All reports indicate people are being taken off buses between Matamoros and the rest of Tamaulipas by drug cartel members, slaughtered and thrown into mass graves. Hundreds of suitcases are stranded in Matamoros, the belongings of people who didn't make it to their destinations. The worst thing is that none of the bus companies even reported the kidnappings and assaults on their buses. Perhaps unsurprisingly, some reports are saying police officers themselves were partially responsible. Now bus companies are canceling routes. My guess is some companies were covering it up and also distrustful of local authorities and their power to resolve the crimes.
I've seen the "Bienvenidos a San Fernando" sign on many, many occasions. I've personally driven this route or taken buses on this road countless times riding between Houston and Tampico. In fact, buses leave every day to travel this route from my neighborhood in the East End. I don't think I will ever be able to look at this welcome sign in San Fernando again without cringing. I love the land though in this part of the Gulf Coast: flat and full of scrub brush. In the distance, low mountains. An unpretentious, human-sized landscape. And the fact that I and my loved ones have spent so much time on these roads means the violence hits home. It could have been me or a friend or a loved one in those mass graves. But something tells me if it was me with my white skin and U.S. national privileges, there would have been a lot more reporting on my disappearance. The media wouldn't have waited until bodies were found to begin their reporting.

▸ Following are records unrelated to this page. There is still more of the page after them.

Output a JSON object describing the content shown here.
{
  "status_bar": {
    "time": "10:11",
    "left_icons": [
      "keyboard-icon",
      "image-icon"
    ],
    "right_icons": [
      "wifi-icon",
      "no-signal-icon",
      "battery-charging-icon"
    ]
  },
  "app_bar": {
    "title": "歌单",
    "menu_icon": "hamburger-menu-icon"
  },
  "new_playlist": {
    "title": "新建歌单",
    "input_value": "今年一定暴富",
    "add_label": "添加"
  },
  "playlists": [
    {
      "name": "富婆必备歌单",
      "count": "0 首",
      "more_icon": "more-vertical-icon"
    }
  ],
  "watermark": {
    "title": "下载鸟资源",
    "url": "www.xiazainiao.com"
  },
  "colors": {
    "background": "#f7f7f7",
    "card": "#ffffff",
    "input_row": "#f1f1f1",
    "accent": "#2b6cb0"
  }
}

Today, I'm angry and scared and deeply saddened by this news. I just needed to say something in the face of this continuing, daily violence. Even if my words are entirely insufficient to deal with the complexity and horror of this violence.

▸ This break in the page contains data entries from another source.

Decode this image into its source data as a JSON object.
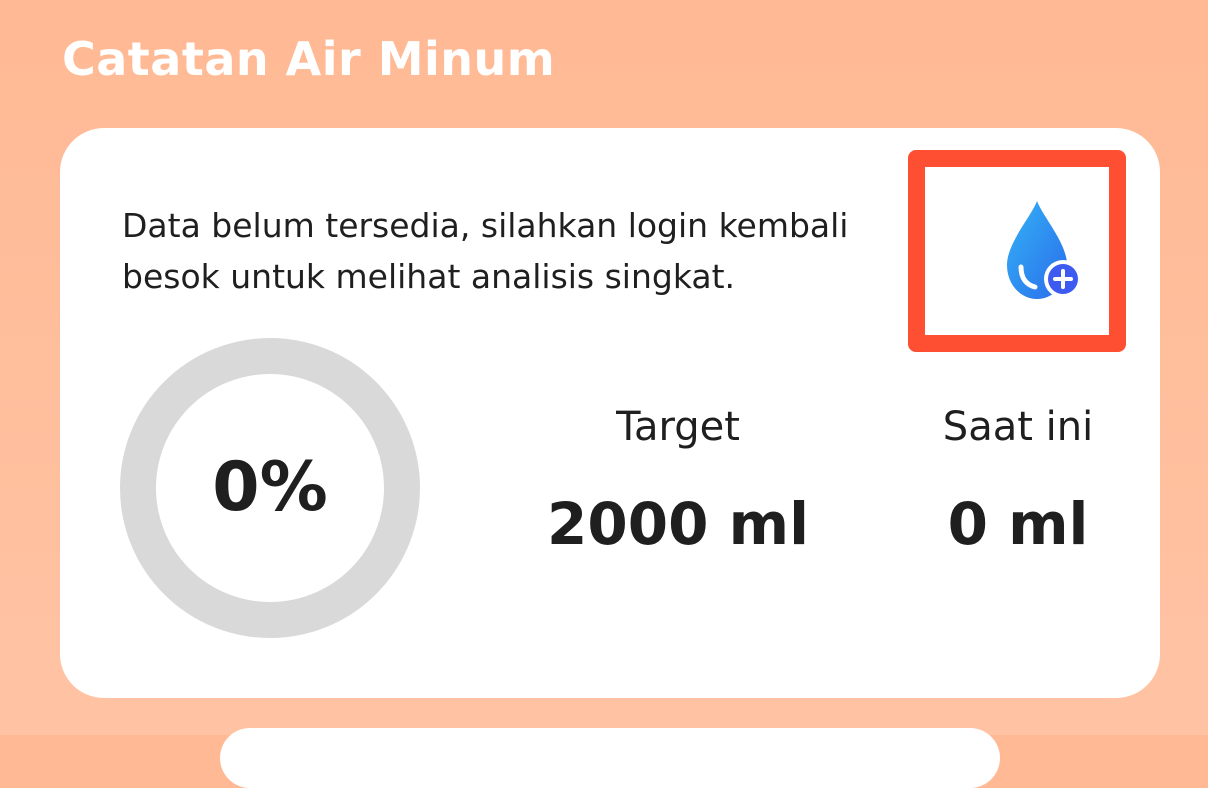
{
  "header": {
    "title": "Catatan Air Minum"
  },
  "card": {
    "message": "Data belum tersedia, silahkan login kembali besok untuk melihat analisis singkat.",
    "add_button": {
      "icon": "water-drop-plus-icon"
    },
    "progress": {
      "label": "0%",
      "fraction": 0
    },
    "target": {
      "label": "Target",
      "value": "2000 ml"
    },
    "current": {
      "label": "Saat ini",
      "value": "0 ml"
    }
  },
  "colors": {
    "background": "#FFB994",
    "card": "#FFFFFF",
    "ring_track": "#D9D9D9",
    "highlight": "#FF4F33",
    "drop_light": "#2EA3F2",
    "drop_dark": "#2A56E8",
    "text": "#1F1F1F"
  }
}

Last night I went to see artist Ken Gonzales-Day talk at the UC San Diego Art Gallery about his Erased Lynching project. He spoke about his research into the lynchings of Mexican-Americans and other ethnic groups in the Southwest, in California, Texas and along the border. He was able to document hundreds of lynchings and other findings in the book, Lynchings in the West 1830-1935. His artistic project consists of erasing images of lynched bodies but leaving the trees, the audience, the public, the land. The images are haunting and troubling, forcing the viewer to see in an entirely different way, aware of the erasure at the heart of the photo. Gonzales-Day said he didn't want to show to the bodies of lynched people because he wasn't interested either in re-victimizing them or in being known as an artist who exploited images of suffering. Rather, his goal was to make them present in their absence, critiquing the erasure of lynchings in the history of the Southwest.

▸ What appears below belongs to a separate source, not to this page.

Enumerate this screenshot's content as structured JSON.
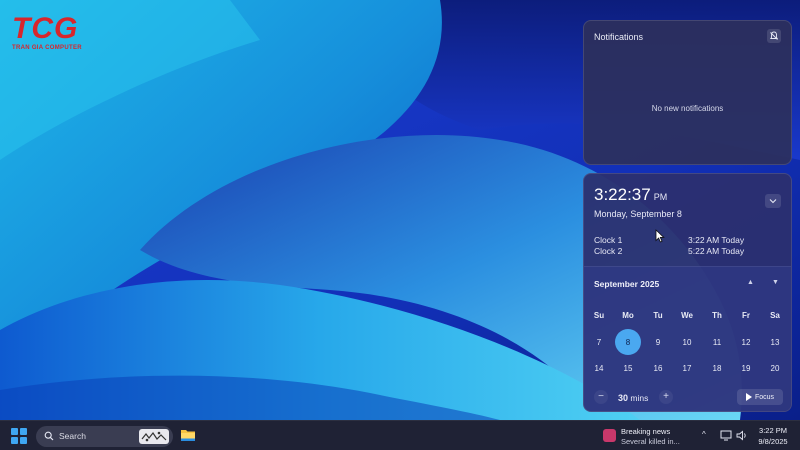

After listening to him last night and now reading about the San Fernando mass graves, I go back to similar questions. What bodies do we see? Images of the dead in the previous San Fernando mass graves holding 72 Central and South American bodies flooded the media a few months ago. The images of the alleged Zeta perpetrators of the more recent killings are now being circulated.
I have to ask: Which images and bodies are erased? Which are remembered? What do we really see? What do we lose track of? What memories are held in the landscape? What bodies are under the ground beneath our feet, unremembered?